12 out of the 27 populations or species of cetaceans, including sea turtles, found in British Columbia are listed as “At Risk” by Canada’s Species at Risk Act.
In the hopes of promoting a safer co-existence between humans and nature, a new marine guide has been created.
The “Mariner’s Guide to Whales, Dolphins and Porpoises of Western Canada” highlights potential vessel impacts on cetaceans.
Executive Director of Orca Relief Citizens’ Alliance and former Special Agent-in-Charge at the U.S. Environmental Protection Agency Scott West says voluntary guidelines such as this only reach so far.
“Voluntary guidelines only work for individuals already committed to protecting cetaceans. Individuals with other priorities need enforced regulations.”
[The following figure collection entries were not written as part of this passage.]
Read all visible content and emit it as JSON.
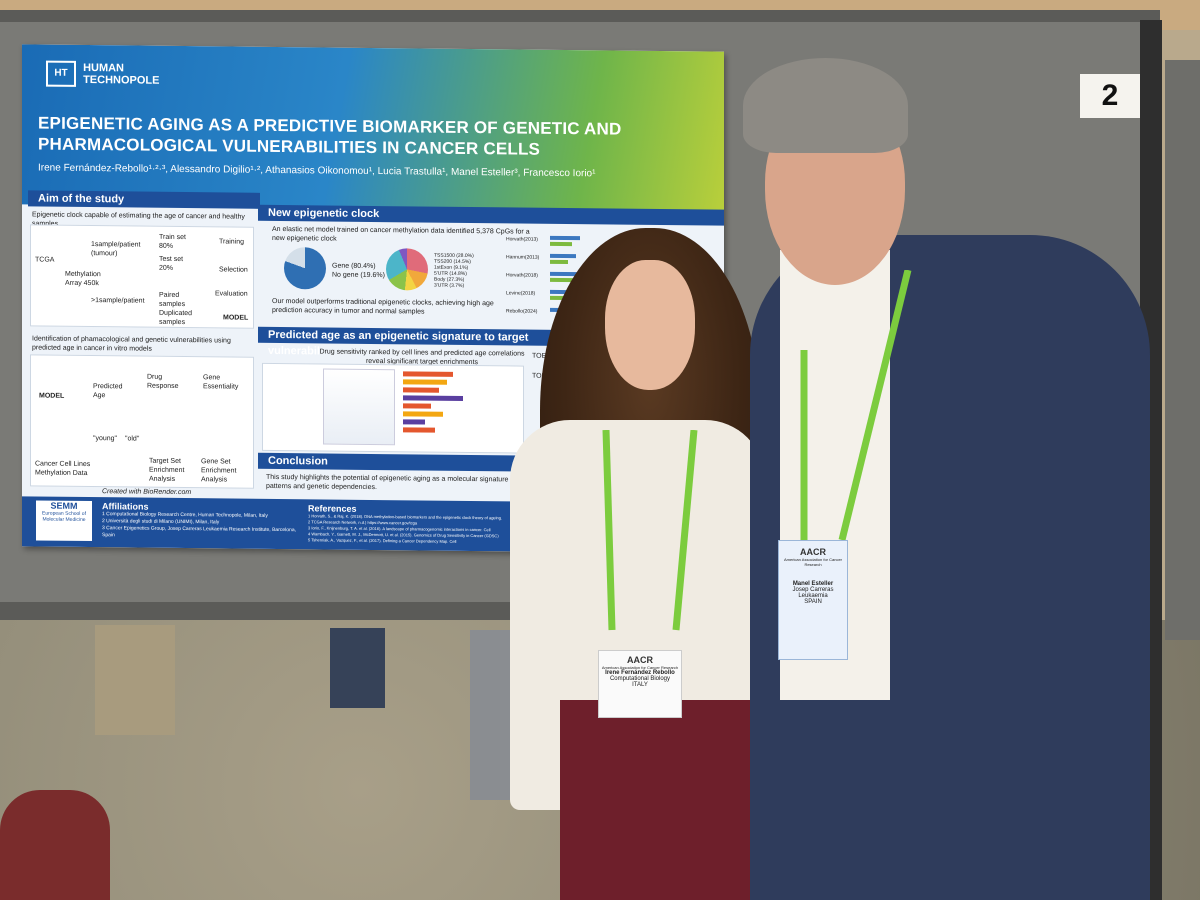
{
  "booth": {
    "number": "2"
  },
  "poster": {
    "logo": "HUMAN TECHNOPOLE",
    "title": "EPIGENETIC AGING AS A PREDICTIVE BIOMARKER OF GENETIC AND PHARMACOLOGICAL VULNERABILITIES IN CANCER CELLS",
    "authors": "Irene Fernández-Rebollo¹·²·³, Alessandro Digilio¹·², Athanasios Oikonomou¹, Lucia Trastulla¹, Manel Esteller³, Francesco Iorio¹",
    "aim": {
      "header": "Aim of the study",
      "text": "Epigenetic clock capable of estimating the age of cancer and healthy samples",
      "labels": [
        "TCGA",
        "1sample/patient (tumour)",
        "Methylation Array 450k",
        ">1sample/patient",
        "Train set 80%",
        "Test set 20%",
        "Training",
        "Selection",
        "Evaluation",
        "Paired samples",
        "Duplicated samples",
        "MODEL"
      ]
    },
    "identification": {
      "text": "Identification of phamacological and genetic vulnerabilities using predicted age in cancer in vitro models",
      "labels": [
        "MODEL",
        "Predicted Age",
        "Drug Response",
        "Gene Essentiality",
        "\"young\"",
        "\"old\"",
        "Target Set Enrichment Analysis",
        "Gene Set Enrichment Analysis",
        "Cancer Cell Lines Methylation Data"
      ]
    },
    "clock": {
      "header": "New epigenetic clock",
      "text": "An elastic net model trained on cancer methylation data identified 5,378 CpGs for a new epigenetic clock",
      "text2": "Our model outperforms traditional epigenetic clocks, achieving high age prediction accuracy in tumor and normal samples",
      "pie1_legend": [
        "Gene (80.4%)",
        "No gene (19.6%)"
      ],
      "pie2_legend": [
        "TSS1500 (28.0%)",
        "TSS200 (14.5%)",
        "1stExon (9.1%)",
        "5'UTR (14.8%)",
        "Body (27.3%)",
        "3'UTR (3.7%)"
      ],
      "clocks": [
        "Horvath(2013)",
        "Hannum(2013)",
        "Horvath(2018)",
        "Levine(2018)",
        "Rebollo(2024)"
      ]
    },
    "signature": {
      "header": "Predicted age as an epigenetic signature to target vulnerabil",
      "text": "Drug sensitivity ranked by cell lines and predicted age correlations reveal significant target enrichments",
      "side": [
        "TOE1",
        "TOE1"
      ]
    },
    "conclusion": {
      "header": "Conclusion",
      "text": "This study highlights the potential of epigenetic aging as a molecular signature in the context of patterns and genetic dependencies."
    },
    "credit": "Created with BioRender.com",
    "affiliations": {
      "header": "Affiliations",
      "items": [
        "1 Computational Biology Research Centre, Human Technopole, Milan, Italy",
        "2 Università degli studi di Milano (UNIMI), Milan, Italy",
        "3 Cancer Epigenetics Group, Josep Carreras Leukaemia Research Institute, Barcelona, Spain"
      ]
    },
    "references": {
      "header": "References",
      "items": [
        "1 Horvath, S., & Raj, K. (2018). DNA methylation-based biomarkers and the epigenetic clock theory of ageing.",
        "2 TCGA Research Network, n.d.) https://www.cancer.gov/tcga",
        "3 Iorio, F., Knijnenburg, T. A. et al. (2016). A landscape of pharmacogenomic interactions in cancer. Cell",
        "4 Wambach, Y., Garnett, M. J., McDermott, U. et al. (2015). Genomics of Drug Sensitivity in Cancer (GDSC)",
        "5 Tsherniak, A., Vazquez, F., et al. (2017). Defining a Cancer Dependency Map. Cell"
      ]
    },
    "semm": {
      "logo": "SEMM",
      "caption": "European School of Molecular Medicine"
    }
  },
  "badge_left": {
    "logo": "AACR",
    "org": "American Association for Cancer Research",
    "name": "Irene Fernández Rebollo",
    "role": "Computational Biology",
    "country": "ITALY"
  },
  "badge_right": {
    "logo": "AACR",
    "org": "American Association for Cancer Research",
    "name": "Manel Esteller",
    "role": "Josep Carreras Leukaemia",
    "country": "SPAIN"
  },
  "colors": {
    "poster_blue": "#1e4f9a",
    "poster_green": "#7dba3f",
    "lanyard_green": "#7ccc3e",
    "jacket": "#2f3c5c",
    "pants": "#6e1f2b"
  }
}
The mariner’s guide focuses specifically on vessel strikes, disturbance, underwater noise and pollution.
It says, studies have shown that ships over 80 metres long, travelling faster than 14 knots are more likely to kill cetaceans than those below 10 knots.
West says some cetaceans like orcas, are more negatively affected by underwater noise than others.
He adds, large vessels are generally “detrimental” to cetaceans.
“Large whales suffer from impacts with ships and many die. All cetaceans are acoustic animals and vessel noise masks their ability to navigate, communicate, and forage.”
In order to reduce the risk of vessel-cetacean collisions and disturbances, the mariner’s guide suggests a five step strategy.
As cited in the guide, vessel collisions are a recognized cause of cetacean death.
From 2004-2011, 30 incidents categorized as “definite” or “probable” were reported to the B.C. Marine Mammal Response Network hotline and investigated by Fisheries and Oceans Canada.
Created by the Vancouver Aquarium’s Coastal Ocean Research Institute in partnership with the Vancouver Fraser and Prince Rupert Port Authorities, the guide compiles data from the marine transportation industry.
In order to reduce the cases of human-induced harm, West says government should “step in to adopt and enforce regulations” such as Water Protection Zones.
“Realistic approaches could consist of establishing protected areas or monitoring established shipping lanes and re-route them away from common or critical whale habitat.”
The mariner’s handbook falls on the heels of Prime Minister Justin Trudeau’s announcement of Transport Canada’s Oceans Protection Plan in November of 2016 and slightly preceeds Fisheries and Oceans Canada’s announcement of the Pacific North Coast Integrated Management Area Plan in February of 2017.